US Supreme Court rules state courts have personal jurisdiction in product liability cases against Ford

Products liability suits against Ford Motors in Montana and Minnesota can go forward in their respective state courts, said the US Supreme Court on Thursday. The court rejected Ford’s argument that personal specific jurisdiction was limited to lawsuits in states where Ford manufactured or originally sold vehicles.

For courts to have specific jurisdiction over a global corporation, the company must intentionally take advantage of “the privileges of conducting activities within the forum State.” This could include advertising and establishing retail locations in a state. Additionally, in lawsuits where specific jurisdiction is at issue, the claims must be related to the company’s business activities in the state.

Ford Motor Co. v. Montana Eighth Judicial District Court combines two cases involving accidents resulting in severe injury or death due to a Ford vehicle malfunction. These accidents happened in the states where the consumers lived, but Ford claimed that the state courts did not have personal specific jurisdiction over these cases because the particular vehicles were made elsewhere and because the claims did not have a “strict causal relationship” to Ford’s business activities in the state.
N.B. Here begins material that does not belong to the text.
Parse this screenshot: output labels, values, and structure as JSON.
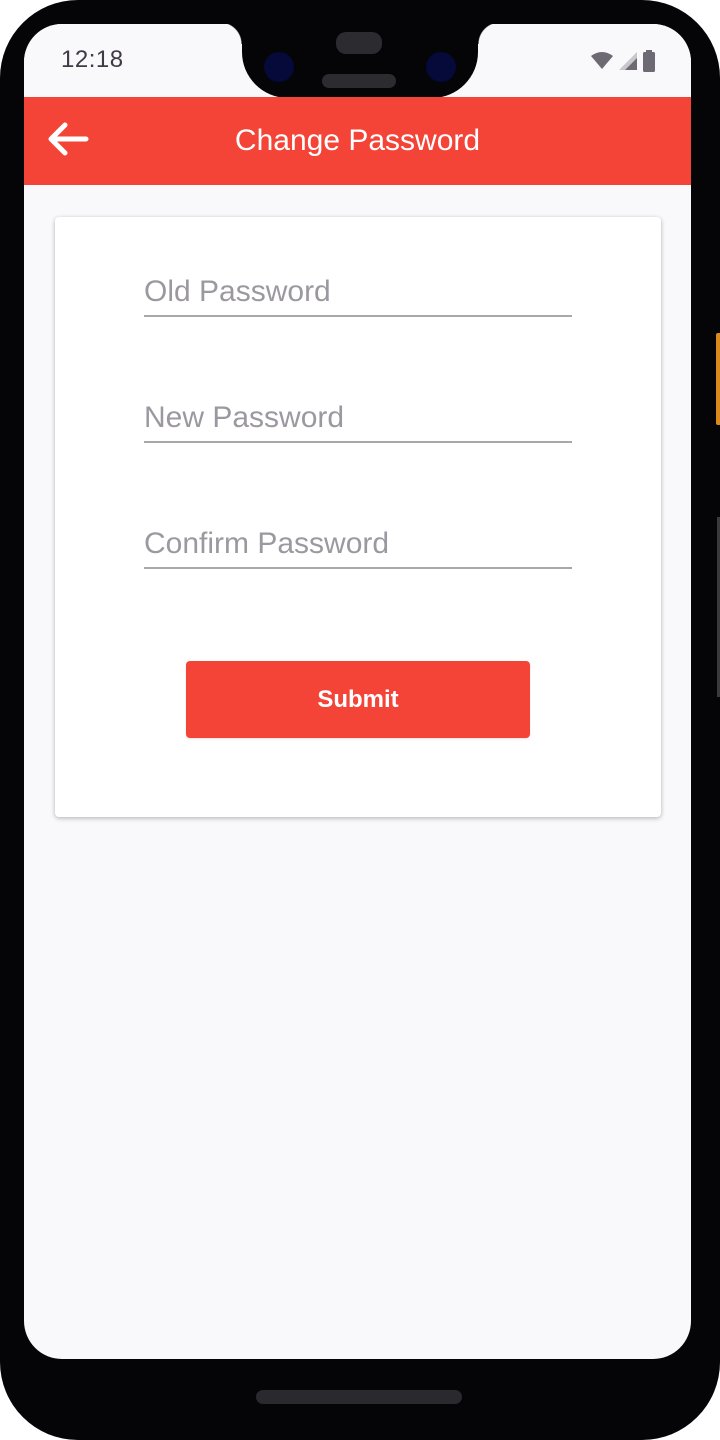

Justice Elena Kagan, writing for the majority, ruled that specific jurisdiction is present when “a company cultivates a market for a product in the forum State and the product malfunctions there.” The court concluded that Ford had substantially availed themselves of the business opportunities in the forum state because Ford did substantial business in Montana through advertising, “by every means imaginable—among them, billboards, TV and radio spots, print ads, and direct mail,” as well as establishing numerous Ford dealerships across the states.

This ruling will make it easier for consumers to sue companies in a “convenient forum for re- dressing injuries inflicted by out-of-state actors” while allowing state courts to address their own interests in the case. As Justice Samuel Alito wrote in a separate concurrence, “Their resi- dents, while riding in vehicles purchased within their borders, were killed or injured in accidents on their roads. Can anyone seriously argue that requiring Ford to litigate these cases in Minnesota and Montana would be fundamentally unfair?”